In order to proceed with macroeconomic modelling, institutions should collect several types of time series. This data collection process should follow the requirements articulated in the MMS.
 
5.2.2
 
At a minimum, these time series should be built with monthly or quarterly time steps over an overall period of five (5) years covering, at least, one economic cycle. Institutions should aim to build longer data series. The following data should be collected.
 
5.2.3
 
Macro variables: Institutions should obtain macro variables from one or several external reliable sources.
 
 (i)
 
The scope of variables should be broad and capture appropriately the evolution of the economic environment.
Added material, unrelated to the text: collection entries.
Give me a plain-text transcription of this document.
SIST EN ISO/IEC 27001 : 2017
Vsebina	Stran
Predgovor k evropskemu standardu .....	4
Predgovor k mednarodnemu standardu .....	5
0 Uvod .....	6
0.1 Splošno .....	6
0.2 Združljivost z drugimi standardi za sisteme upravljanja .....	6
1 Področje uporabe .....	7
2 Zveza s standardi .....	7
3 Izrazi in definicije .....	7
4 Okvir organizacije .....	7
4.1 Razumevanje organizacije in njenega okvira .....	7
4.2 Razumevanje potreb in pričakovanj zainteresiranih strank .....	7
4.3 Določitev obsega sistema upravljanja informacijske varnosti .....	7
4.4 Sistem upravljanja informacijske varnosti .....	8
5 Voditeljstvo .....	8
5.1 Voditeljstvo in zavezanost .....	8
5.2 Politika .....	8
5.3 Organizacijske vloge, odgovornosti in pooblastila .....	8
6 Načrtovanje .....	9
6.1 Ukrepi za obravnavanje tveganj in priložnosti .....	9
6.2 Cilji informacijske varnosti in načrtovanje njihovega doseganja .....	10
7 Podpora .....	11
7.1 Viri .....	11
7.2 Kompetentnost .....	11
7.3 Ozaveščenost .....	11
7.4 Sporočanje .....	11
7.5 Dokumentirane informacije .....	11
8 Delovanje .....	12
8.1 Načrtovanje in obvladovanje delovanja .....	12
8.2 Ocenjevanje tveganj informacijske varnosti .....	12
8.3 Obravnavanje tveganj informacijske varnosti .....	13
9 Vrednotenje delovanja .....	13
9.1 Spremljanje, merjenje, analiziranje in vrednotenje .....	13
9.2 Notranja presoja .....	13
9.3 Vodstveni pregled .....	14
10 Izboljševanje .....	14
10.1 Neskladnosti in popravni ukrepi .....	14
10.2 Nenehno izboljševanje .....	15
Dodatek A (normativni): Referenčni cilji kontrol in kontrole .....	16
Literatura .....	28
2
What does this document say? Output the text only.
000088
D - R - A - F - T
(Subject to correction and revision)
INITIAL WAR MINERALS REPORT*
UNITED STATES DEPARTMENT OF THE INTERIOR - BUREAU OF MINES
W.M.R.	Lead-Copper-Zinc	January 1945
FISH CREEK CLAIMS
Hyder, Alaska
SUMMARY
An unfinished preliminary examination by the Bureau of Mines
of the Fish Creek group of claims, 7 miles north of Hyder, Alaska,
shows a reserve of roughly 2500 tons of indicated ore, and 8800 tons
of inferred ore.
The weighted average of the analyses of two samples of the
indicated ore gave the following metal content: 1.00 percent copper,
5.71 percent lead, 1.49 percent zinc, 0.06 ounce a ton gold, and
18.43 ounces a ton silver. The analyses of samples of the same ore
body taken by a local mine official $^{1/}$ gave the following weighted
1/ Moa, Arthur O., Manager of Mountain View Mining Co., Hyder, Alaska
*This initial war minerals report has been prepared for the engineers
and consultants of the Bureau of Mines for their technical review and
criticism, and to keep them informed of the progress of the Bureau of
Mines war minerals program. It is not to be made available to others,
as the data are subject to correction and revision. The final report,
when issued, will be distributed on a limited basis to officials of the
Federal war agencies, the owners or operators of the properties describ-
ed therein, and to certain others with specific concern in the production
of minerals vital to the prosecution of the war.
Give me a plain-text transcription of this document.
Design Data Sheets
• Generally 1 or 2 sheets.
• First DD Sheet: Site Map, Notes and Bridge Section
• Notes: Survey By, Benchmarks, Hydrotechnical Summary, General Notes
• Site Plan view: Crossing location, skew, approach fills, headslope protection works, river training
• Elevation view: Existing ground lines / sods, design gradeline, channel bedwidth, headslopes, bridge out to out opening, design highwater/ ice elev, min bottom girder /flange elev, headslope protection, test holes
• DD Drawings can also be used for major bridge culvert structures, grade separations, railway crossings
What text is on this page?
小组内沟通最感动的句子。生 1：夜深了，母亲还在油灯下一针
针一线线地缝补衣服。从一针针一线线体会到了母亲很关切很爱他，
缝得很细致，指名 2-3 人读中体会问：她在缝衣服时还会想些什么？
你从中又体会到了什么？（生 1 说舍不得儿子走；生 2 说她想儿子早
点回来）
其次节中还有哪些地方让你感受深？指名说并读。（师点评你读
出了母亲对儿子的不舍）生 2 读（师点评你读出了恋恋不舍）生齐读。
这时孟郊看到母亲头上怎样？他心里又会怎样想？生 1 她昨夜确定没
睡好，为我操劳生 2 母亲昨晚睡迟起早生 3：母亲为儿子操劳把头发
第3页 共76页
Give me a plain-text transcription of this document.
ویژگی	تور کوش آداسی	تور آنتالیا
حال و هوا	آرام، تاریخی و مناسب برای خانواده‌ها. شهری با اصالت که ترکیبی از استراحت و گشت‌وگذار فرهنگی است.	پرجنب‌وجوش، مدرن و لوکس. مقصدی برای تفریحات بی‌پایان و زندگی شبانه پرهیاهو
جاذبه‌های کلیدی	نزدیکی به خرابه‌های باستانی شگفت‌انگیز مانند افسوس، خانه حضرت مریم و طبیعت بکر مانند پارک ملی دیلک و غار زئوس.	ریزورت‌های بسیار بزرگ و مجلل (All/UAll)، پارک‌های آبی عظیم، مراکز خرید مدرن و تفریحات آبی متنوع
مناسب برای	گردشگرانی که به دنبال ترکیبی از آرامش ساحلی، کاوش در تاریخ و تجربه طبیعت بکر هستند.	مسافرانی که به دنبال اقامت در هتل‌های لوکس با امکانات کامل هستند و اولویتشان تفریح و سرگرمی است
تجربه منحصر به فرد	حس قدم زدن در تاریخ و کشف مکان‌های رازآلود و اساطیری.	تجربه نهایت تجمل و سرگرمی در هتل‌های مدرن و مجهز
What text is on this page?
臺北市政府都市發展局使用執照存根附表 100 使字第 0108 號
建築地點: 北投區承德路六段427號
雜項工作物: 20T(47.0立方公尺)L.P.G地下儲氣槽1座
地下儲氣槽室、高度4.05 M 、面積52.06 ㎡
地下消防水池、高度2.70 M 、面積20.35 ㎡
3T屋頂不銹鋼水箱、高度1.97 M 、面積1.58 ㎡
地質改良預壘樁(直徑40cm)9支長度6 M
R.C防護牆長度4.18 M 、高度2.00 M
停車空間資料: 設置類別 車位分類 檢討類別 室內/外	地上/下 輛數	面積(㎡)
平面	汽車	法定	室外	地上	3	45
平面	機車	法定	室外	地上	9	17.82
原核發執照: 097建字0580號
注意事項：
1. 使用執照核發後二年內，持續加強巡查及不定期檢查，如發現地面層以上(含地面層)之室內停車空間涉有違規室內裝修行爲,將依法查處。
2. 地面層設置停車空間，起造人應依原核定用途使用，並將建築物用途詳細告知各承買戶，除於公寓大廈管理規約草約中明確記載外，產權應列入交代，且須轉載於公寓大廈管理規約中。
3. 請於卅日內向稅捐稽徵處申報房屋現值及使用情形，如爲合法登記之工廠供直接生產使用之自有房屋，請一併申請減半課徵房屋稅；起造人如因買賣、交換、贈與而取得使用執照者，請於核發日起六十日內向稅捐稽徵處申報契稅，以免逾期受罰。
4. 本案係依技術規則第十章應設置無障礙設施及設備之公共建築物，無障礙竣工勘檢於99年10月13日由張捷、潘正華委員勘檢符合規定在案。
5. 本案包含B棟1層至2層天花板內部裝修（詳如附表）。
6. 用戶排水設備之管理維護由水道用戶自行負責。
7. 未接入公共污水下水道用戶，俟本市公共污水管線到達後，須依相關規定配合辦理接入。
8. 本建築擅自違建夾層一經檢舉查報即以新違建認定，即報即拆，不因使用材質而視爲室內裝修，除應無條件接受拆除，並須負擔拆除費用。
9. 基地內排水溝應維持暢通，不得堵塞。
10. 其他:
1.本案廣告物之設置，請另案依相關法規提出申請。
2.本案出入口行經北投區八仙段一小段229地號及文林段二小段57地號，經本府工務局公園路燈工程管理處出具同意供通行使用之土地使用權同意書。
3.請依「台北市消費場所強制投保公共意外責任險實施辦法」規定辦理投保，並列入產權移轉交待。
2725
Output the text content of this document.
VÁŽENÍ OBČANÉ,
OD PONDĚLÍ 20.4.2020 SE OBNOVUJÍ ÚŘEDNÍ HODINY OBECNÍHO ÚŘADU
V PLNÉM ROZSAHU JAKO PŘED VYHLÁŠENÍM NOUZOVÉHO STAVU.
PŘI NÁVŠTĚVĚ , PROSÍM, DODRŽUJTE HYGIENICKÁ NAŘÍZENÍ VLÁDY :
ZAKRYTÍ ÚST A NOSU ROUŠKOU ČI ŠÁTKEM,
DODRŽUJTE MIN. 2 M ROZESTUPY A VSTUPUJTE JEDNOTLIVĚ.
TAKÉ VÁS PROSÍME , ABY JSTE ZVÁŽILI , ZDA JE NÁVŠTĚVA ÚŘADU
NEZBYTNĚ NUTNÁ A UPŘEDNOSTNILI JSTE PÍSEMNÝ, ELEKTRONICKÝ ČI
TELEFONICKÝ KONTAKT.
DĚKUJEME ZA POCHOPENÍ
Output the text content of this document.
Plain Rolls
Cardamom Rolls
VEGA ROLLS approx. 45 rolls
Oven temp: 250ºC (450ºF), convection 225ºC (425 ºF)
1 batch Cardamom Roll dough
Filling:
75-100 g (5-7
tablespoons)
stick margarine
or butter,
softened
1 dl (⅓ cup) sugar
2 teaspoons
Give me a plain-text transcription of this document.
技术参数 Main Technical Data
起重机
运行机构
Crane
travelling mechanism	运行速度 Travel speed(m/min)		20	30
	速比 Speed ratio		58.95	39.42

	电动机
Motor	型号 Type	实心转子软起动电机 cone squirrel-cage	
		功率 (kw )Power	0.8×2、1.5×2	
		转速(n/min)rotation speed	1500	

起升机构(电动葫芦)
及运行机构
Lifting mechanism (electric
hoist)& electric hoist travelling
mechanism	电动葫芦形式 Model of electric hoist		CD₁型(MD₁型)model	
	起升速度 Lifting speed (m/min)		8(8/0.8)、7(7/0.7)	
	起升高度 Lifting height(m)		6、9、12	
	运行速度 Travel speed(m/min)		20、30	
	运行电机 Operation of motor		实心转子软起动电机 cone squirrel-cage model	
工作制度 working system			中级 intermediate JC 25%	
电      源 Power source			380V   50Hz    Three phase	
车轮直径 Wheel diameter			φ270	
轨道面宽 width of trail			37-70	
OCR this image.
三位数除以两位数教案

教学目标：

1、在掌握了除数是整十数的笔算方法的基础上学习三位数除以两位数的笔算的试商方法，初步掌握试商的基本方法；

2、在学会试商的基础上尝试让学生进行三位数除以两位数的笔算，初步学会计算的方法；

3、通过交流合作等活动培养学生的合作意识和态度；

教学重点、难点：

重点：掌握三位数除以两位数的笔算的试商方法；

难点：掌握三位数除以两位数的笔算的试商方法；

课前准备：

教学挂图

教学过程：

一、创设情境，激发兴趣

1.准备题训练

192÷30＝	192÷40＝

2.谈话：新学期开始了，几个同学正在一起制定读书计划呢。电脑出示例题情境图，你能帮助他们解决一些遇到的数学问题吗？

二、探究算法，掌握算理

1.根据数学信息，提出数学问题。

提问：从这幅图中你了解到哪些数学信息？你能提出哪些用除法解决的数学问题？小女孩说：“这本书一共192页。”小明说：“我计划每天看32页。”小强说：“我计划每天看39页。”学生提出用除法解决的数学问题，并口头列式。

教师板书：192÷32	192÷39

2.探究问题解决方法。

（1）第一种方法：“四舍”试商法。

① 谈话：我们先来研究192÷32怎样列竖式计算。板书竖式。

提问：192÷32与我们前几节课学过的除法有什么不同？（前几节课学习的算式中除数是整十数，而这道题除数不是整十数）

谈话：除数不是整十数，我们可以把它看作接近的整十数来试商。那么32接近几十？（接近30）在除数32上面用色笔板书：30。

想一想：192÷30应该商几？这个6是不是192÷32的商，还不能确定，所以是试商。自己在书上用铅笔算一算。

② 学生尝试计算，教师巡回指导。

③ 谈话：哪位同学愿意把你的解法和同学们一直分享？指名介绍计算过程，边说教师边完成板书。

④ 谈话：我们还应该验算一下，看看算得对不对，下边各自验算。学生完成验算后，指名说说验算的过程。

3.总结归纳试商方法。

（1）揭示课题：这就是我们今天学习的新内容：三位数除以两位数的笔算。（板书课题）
They will typically include national accounts (overall and non-oil, nominal and real), oil production, real estate sector variables, CPI, crude oil price and stock price indexes.
 (ii)
 
Institutions should collect macro data pertaining to all jurisdictions where they have material exposures (at least greater than ten percent (10%) of the total lending book, excluding governments and financial institutions).
 (iii)
 
Institutions should document the nature of the collected variables, covering at a minimum, for each variable, a clear definition, its unit, currency, source, frequency, and extraction date.
 (iv)
 
Institutions should ensure that all variables employed for modelling will also be available for forecasting.
 
5.2.4
 
Historical default rates: Macro-PD models (or macro-to-credit index models) stand at the end of a chain of models. They are employed to make adjustments to the output of TTC PD models, themselves linked to rating models. Therefore the default data used for macro-PD modelling should reflect the institution’s own experience. If external default data points are used, justification should be provided. Finally, institutions are encouraged to also include restructuring and/or rescheduling events in their data to better capture the relationship between obligor creditworthiness and the economic environment.
 
5.2.5
 
Historical recovery rates: Macro-LGD models are designed to adjust the output of TTC LGD models. Consequently, the recovery data employed for macro-LGD modelling should reflect the institution’s own experience. If external recovery data points are used, justification should be provided.
 
5.2.6
 
Macro data series are mostly available with quarterly or even annual data points and rarely with monthly time intervals. Consequently, interpolation techniques may need to be developed. Institution should include interpolation methodology as part of the data transformation step. Such interpolation should be documented and included in the validation process.